In der philosophischen Beschreibung des Menschen wurde diese Unterscheidung vorgedacht. Die Epoche der Aufklärung charakterisiert ihn als empirisch-transzendentale Dublette.7 Mit seinem Körper ist der Mensch in den Kausalitäten der Naturgesetze gefangen, sein Geist hingegen ist frei, |73|sich spontan und unbedingt neue und in der Wirklichkeit unmögliche Welten auszudenken. Die Folgen dieser unbedingten Freiheit für das gesellschaftliche Zusammenleben versucht die Moral einzudämmen, und Kants „kategorischer Imperativ“ ist eine klassische Folgeerfindung dieser Beschreibung des Menschen als tierische und göttliche Existenz zugleich. Für die Beobachtung des menschlichen Ausdrucks entsteht hieraus eine neue Differenz. „Zwischen dem, was ein Zeichen sagt, schiebt sich, was sich an ihm zeigt“.8 Das Bewusstsein versucht, die Anzeichen des Körpers intentionalseinem Willen zu unterwerfen, doch am Körper zeigen sich unvermeidliche Anzeichen seiner Unverfügbarkeit. Die Unterscheidung zwischen dem bewussten Zeigen und dem, was sich zeigt, bildet die Differenz zwischen der Intentionalität und der Nichtintentionalität, zwischen dem Sinn und der körperlichen Präsenz ab. Alles menschliche Zeigen basiert auf dieser unhintergehbaren Paradoxie. Diese paradoxe Seinsweise kann vom Schauspieler nun in zwei unterschiedlichen Richtungen aufgelöst werden. Er kann, wie im Volkstheater und seinen Nachfolgern, seine Freiheit gegenüber den geschriebenen Handlungen und Verhaltensweisen der Figur ausspielen. Er bringt hierdurch ein anarchisches Moment in die Darstellung. Sein Vorführungshandeln überlagert dabei die darin vorgeführten Handlungen seiner Figur. Oder er kann versuchen, sein schauspielerisches Handeln in den Dienst des geschriebenen Textes zu stellen. Dabei versucht er, sich selbst quasi unsichtbar zu machen, um dem Erscheinen der Figur die größtmögliche Aufmerksamkeit zukommen zu lassen. Ein solches Spiel der Verkörperung wird ab dem 18. Jahrhundert zum Ziel der Schauspielkunst.9 Die zahlreichen theoretischen und praktischen Nachfolger arbeiten sich alle an dem Paradox ab, dass dieser Wunsch eine permanente Störung durch die Präsenz des Körpers und der Stimme erfährt. Hinter dem Rücken des Schauspielers entsteht eine andere Realität auf der Bühne, die sich seiner Gestaltung entzieht.10 Die großen Richtungen im Verständnis der Arbeit des Schauspielers orientieren sich an diesem Paradox und seinen zwei Möglichkeiten der Auflösung.

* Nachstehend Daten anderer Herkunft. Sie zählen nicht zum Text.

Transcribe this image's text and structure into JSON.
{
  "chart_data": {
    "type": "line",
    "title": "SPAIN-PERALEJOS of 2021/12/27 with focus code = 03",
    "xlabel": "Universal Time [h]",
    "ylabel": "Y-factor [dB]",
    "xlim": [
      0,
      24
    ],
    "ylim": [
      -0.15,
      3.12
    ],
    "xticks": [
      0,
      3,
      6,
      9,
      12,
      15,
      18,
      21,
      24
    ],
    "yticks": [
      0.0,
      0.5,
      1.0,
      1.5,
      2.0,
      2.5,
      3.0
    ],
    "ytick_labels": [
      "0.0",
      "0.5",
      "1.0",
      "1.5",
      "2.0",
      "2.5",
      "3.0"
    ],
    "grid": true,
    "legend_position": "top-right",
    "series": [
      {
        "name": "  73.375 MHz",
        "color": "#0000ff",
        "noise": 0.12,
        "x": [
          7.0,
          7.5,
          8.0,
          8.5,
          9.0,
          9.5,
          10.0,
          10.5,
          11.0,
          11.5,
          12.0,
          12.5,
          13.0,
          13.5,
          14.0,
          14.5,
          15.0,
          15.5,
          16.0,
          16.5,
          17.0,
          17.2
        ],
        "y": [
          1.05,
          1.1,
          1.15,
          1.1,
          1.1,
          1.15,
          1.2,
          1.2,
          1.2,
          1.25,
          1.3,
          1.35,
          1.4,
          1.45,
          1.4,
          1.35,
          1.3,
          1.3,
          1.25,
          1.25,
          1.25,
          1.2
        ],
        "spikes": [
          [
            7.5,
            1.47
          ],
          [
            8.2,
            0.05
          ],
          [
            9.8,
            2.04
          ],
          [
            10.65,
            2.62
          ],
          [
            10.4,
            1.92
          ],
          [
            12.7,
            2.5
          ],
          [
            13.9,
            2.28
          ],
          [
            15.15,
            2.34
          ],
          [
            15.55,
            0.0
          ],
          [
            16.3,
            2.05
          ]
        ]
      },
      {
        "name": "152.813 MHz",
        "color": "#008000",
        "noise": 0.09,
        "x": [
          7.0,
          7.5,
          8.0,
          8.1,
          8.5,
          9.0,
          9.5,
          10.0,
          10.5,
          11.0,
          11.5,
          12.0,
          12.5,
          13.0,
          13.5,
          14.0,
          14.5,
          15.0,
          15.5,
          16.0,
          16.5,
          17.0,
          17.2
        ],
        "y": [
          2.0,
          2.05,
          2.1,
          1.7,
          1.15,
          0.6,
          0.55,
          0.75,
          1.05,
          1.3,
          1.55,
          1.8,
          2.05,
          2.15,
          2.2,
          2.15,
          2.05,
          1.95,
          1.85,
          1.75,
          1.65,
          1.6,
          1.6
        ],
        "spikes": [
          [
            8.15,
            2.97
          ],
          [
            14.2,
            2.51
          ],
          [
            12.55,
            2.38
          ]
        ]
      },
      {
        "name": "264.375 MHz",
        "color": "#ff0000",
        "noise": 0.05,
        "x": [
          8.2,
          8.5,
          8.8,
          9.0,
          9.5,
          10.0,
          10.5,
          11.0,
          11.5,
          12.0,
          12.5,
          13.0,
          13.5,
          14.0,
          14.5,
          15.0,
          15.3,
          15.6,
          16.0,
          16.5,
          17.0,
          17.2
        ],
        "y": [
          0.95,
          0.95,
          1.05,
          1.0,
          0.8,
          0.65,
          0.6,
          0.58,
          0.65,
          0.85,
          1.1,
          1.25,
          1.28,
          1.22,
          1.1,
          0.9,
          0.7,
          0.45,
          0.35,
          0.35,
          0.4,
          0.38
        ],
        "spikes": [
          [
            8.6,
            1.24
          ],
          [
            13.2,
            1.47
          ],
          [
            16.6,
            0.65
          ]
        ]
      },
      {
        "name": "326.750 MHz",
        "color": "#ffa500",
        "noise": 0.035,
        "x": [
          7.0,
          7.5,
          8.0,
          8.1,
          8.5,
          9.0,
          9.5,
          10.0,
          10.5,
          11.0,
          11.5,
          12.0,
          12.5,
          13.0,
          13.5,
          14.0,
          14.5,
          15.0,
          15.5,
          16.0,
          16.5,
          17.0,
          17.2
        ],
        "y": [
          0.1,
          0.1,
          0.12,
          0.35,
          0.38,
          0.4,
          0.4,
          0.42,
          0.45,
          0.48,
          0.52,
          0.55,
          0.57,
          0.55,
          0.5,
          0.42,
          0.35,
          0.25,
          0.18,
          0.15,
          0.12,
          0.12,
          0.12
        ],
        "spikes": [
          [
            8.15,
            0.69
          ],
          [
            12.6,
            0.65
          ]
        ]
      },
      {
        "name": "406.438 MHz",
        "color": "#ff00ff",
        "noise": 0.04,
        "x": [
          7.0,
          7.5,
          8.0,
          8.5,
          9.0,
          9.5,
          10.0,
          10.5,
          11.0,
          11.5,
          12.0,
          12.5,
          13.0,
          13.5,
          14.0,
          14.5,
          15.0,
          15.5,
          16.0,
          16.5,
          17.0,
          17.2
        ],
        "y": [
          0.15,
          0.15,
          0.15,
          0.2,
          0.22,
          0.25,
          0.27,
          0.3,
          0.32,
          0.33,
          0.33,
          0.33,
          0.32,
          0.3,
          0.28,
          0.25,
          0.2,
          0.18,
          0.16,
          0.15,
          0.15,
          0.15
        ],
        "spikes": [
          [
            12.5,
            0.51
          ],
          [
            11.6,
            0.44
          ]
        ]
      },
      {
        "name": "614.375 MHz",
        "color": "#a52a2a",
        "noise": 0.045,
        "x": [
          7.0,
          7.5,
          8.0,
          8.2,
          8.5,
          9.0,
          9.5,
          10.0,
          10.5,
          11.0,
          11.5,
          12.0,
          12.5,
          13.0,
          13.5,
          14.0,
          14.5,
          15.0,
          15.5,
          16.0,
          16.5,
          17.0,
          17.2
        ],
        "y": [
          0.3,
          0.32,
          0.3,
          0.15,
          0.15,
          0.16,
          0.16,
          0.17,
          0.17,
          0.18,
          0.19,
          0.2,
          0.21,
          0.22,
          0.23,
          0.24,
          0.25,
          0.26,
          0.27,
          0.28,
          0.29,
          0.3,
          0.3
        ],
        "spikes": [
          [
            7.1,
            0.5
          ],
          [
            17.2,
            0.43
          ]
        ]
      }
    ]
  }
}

|74|In der Neuerfindung der bürgerlichen Existenz wird die doppelte Seinsweise des Menschen zum Fundament. Das Theater und die Schauspieler werden zum besonders geeigneten künstlerischen Medium, diese Differenz immer wieder erfahrbar zu machen. Die unregierbare Eigenart des Körpers und die Anstrengungen des Geistes wie der Gesellschaft, ihn in das Korsett seiner Diskurse zwängen zu wollen, werden im Spiel des Schauspielers erlebbar. Der ewige Verlust an kontrollierbarem Sinn durch die Notwendigkeit, ihn durch die Mittel des Körpers, der Stimme, der Mimik und Gestik ausdrücken zu müssen, bleibt Motor der Arbeit am menschlichen Ausdruck. Das Mienenspiel, die Bewegung der Hände, das Zucken der Mundwinkel beim Sprechen, all das verrät über den Sprechenden mehr, als dieser preiszugeben bereit ist. Die Schule der Wahrnehmung, um diese Differenz zwischen dem Leben des Körpers und den Intentionen des Menschen zu begreifen, übernimmt auch das Schauspiel.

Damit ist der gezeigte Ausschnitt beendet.